Изменить стиль страницы

— Это, черт побери, лучшая вечеринка, — орал адмирал. — Кто-нибудь, дайте мне сигарету. Где вы расквартированы, молодой человек? Я хочу, чтобы вы приходили почаще.

— Я пытаюсь попасть на военный корабль США «Кайн», сэр.

— «Кайн»? «Кайн»? Иисус Христос, он что, все еще в строю?

Капитан Мэтсон наклонился вперед и сказал:

— Его переделали в тральщик, сэр.

— А, один из этих… А где он сейчас?

— Только сегодня отплыл, сэр, — он понизил голос. — Операция «Пепельница».

— Гм, — адмирал бросил на Вилли быстрый взгляд. — Мэтсон, можете вы позаботиться об этом пареньке?

— Полагаю, что да, адмирал.

— Ну, давайте еще музыки, Кейт!

Вечеринка кончилась в полночь, и капитан протянул Вилли свою карточку:

— Приходите ко мне в 9.00, Кейт.

— Есть, сэр.

Наутро Вилли явился в кабинет капитана в здании штаба Тихоокеанского флота. Капитан встал из-за стола и с явным удовольствием пожал ему руку.

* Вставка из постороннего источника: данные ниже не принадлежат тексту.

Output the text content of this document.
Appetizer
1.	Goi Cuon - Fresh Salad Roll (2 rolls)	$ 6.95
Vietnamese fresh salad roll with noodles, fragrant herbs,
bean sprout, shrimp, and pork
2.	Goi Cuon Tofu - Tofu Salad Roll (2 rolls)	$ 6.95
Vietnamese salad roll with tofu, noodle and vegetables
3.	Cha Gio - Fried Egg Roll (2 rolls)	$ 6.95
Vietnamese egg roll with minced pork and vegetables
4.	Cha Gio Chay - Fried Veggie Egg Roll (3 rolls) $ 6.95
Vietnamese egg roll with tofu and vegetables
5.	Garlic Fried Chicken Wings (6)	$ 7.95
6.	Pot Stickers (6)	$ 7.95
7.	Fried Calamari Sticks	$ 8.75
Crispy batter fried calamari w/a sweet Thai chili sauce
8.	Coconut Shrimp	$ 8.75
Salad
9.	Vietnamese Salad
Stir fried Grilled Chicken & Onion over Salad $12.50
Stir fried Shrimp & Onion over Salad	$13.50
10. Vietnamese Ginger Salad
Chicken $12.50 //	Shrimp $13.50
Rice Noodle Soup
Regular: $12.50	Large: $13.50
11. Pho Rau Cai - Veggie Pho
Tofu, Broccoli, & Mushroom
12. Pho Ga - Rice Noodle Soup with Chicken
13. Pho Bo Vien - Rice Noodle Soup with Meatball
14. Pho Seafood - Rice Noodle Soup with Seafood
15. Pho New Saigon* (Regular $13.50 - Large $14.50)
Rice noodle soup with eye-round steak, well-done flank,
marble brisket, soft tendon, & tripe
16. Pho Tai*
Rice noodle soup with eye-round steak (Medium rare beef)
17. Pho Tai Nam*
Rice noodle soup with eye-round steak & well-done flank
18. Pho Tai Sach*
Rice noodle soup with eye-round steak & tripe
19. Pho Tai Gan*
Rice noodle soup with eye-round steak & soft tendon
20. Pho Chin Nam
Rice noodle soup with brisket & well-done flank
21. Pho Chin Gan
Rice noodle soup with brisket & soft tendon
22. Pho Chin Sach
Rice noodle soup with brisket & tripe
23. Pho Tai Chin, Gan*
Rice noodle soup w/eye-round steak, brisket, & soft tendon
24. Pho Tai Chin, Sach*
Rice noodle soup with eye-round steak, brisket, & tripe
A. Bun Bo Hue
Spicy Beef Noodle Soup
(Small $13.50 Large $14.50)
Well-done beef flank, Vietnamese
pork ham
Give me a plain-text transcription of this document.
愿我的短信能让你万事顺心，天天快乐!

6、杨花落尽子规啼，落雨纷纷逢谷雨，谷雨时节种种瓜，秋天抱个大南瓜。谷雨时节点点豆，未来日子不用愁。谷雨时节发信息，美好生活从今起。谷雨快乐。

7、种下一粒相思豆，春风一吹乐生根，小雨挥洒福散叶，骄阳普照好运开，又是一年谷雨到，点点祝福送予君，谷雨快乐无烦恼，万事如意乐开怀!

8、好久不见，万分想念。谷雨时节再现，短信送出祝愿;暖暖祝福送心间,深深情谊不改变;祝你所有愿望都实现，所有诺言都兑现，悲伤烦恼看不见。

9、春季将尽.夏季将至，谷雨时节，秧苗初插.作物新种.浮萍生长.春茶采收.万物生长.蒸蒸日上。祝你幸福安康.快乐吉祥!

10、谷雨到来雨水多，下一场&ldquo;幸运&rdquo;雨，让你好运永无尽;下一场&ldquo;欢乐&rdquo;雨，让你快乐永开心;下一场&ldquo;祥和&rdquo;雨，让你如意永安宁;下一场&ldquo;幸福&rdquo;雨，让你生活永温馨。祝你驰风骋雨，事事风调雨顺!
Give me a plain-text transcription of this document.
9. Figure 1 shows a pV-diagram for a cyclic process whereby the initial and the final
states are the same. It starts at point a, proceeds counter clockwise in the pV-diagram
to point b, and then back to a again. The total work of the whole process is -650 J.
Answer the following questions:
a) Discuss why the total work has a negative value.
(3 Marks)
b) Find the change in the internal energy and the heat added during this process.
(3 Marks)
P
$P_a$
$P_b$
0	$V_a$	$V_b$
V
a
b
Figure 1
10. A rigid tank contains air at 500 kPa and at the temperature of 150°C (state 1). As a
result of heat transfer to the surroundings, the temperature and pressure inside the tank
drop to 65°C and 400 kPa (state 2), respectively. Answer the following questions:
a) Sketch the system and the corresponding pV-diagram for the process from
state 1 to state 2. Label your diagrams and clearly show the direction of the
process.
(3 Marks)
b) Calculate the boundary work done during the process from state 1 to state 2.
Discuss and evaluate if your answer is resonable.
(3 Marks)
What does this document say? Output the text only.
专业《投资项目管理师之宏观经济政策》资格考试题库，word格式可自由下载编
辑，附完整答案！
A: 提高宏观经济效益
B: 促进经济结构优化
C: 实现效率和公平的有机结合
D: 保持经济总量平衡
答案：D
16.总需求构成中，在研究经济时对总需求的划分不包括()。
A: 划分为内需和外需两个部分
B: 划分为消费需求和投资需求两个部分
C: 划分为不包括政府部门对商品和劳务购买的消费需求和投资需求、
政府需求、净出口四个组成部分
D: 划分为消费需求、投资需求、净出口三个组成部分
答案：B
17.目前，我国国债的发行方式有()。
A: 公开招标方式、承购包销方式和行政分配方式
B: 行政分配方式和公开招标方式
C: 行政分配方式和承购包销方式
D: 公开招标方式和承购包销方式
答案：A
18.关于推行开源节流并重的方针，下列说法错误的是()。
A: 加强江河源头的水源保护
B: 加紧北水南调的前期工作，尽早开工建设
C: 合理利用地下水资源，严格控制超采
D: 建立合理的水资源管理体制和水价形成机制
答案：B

— Я получил огромное удовольствие от вашей игры, Кейт. Никогда еще не видел адмирала в таком хорошем расположении духа. Видит Бог, ему это явно на пользу.

— Благодарю вас, сэр.

— Ну, — сказал капитан, — если вы хотите, я могу отправить вас в Австралию самолетом. Может, вы перехватите там «Кайн», а может, и нет. Он идет в конвое. Каждый начальник порта норовит наложить лапу на эти корабли сопровождения, пихает куда попало.

— Как прикажете, сэр.

— Или, если хотите, мы можем временно оставить вас здесь, в офицерском резерве, пока «Кайн» не вернется в Пёрл. Это может продлиться несколько недель, а может — и несколько месяцев. Все зависит от того, насколько вы спешите выполнить свой воинский долг, или… Впрочем, можно использовать вас и здесь. Однако адмирал не станет препятствовать, если вы спешите в бой.

Капитан Мэтсон ухмыльнулся.

Вилли глянул в большое окно, которое выходило на море и горы. По туманному склону дальней горы, покрытому пальмами, проплывала радуга. На лужайке под теплым ветерком колыхались пурпурные цветы гибискуса, над коротко подстриженным газоном автоматическая поливалка выстреливала сверкающие брызги воды.

— Я бы подождал в офицерском резерве, сэр.

— Отлично. Адмирал будет доволен. Доставьте свои бумаги моему писарю сегодня, в любое время.

Вилли был официально переведен в офицерский резерв и расквартирован вместе с Кифером в общежитии для холостых офицеров. Южанин, которого уже определили к связистам Третьего флота, возбужденно суетился вокруг Вилли, распаковывавшего чемоданы.

— Парень, вот и началась твоя военная житуха!

— Не знаю, не знаю. Может, я нужен там, на «Кайне»…

— Да наплюй ты на это! У тебя вся война еще впереди. А пока ты на несколько недель доставишь радость старику Киферу и адмиралу! — Он вскочил и начал повязывать черный галстук. — На дежурство. Увидимся вечерком.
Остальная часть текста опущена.